Scope for cutting costs can be found in the contact and service phases in particular. The processes in these stages can be greatly streamlined by a CRM system. For example, canvassing costs can be reduced if the CRM system filters out the people with the greatest interest in insurance products from the customer file. Though, the initial large cost savings reduce in the long-term. Additional potential for savings is created by learning curve effects.
In calculating the cost savings for each period it has been assumed that the learning curve decreases over time. Strong saving effects are possible in the initial periods since the employees are able to improve their work speed significantly. Using data selection masks for the first time to have the system search out customers or potential customers can save a lot of time in comparison with the manual selection process used previously. The more often an employee works with the system, the better they will cope with it and the benefits remain high thanks to learning effects. It is assumed in the last survey period that employees are using the system to its full potential and the gain will only increase marginally.
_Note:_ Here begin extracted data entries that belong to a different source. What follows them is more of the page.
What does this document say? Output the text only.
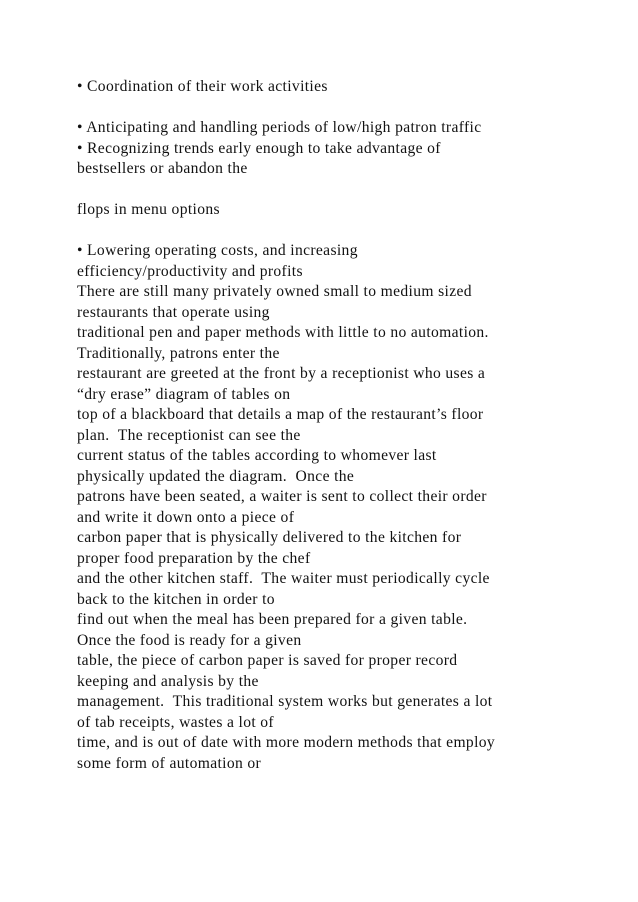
• Coordination of their work activities
• Anticipating and handling periods of low/high patron traffic
• Recognizing trends early enough to take advantage of
bestsellers or abandon the
flops in menu options
• Lowering operating costs, and increasing
efficiency/productivity and profits
There are still many privately owned small to medium sized
restaurants that operate using
traditional pen and paper methods with little to no automation.
Traditionally, patrons enter the
restaurant are greeted at the front by a receptionist who uses a
“dry erase” diagram of tables on
top of a blackboard that details a map of the restaurant’s floor
plan.  The receptionist can see the
current status of the tables according to whomever last
physically updated the diagram.  Once the
patrons have been seated, a waiter is sent to collect their order
and write it down onto a piece of
carbon paper that is physically delivered to the kitchen for
proper food preparation by the chef
and the other kitchen staff.  The waiter must periodically cycle
back to the kitchen in order to
find out when the meal has been prepared for a given table.
Once the food is ready for a given
table, the piece of carbon paper is saved for proper record
keeping and analysis by the
management.  This traditional system works but generates a lot
of tab receipts, wastes a lot of
time, and is out of date with more modern methods that employ
some form of automation or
Positive benefit effects from the outset
To simplify the computation model, the invested capital is shown as remaining constant throughout the entire period. Only a one-off initial investment is incorporated in the calculations. This simplification highlights which cost categories are of more consequence than others. The startup costs are actually very high for all CRM implementations since they have to be integrated in ERP systems and employee training sessions have to be carried out. But the indirect costs, particularly costs for end users (end-user operations) can also be high. For example, if the system is extremely complex, employees will need to continue training while working on the system. This prevents them from devoting all of their time to customer care work.
If you relate the gain achieved with the CRM system, consisting of gains from increased sales, cost-cutting in processes and by means of learning curve effects, to the capital invested, you can calculate the ROI for the CRM investment. Taken over a given time, the model calculations only show a low increase in ROI at the beginning, which then increases steadily to reach a peak and then slowly begins to fall back again.
One failure of previous profitability analyses for CRM projects is that they showed no return on investment in the initial years, even though there were positive benefit effects. The sample calculation shows, however, that even in the first period a gain is made from the investment. Yet the ROI is still negative at this point. In period four, the cumulative gains exceed the invested capital and a positive ROI is achieved, so that even at this early date the CRM investment has paid off, measured in terms of sales increases and cost reductions. The benefits from CRM systems are achieved relatively early when factors such as customer loyalty effects and employee learning curves are taken into account in the calculations.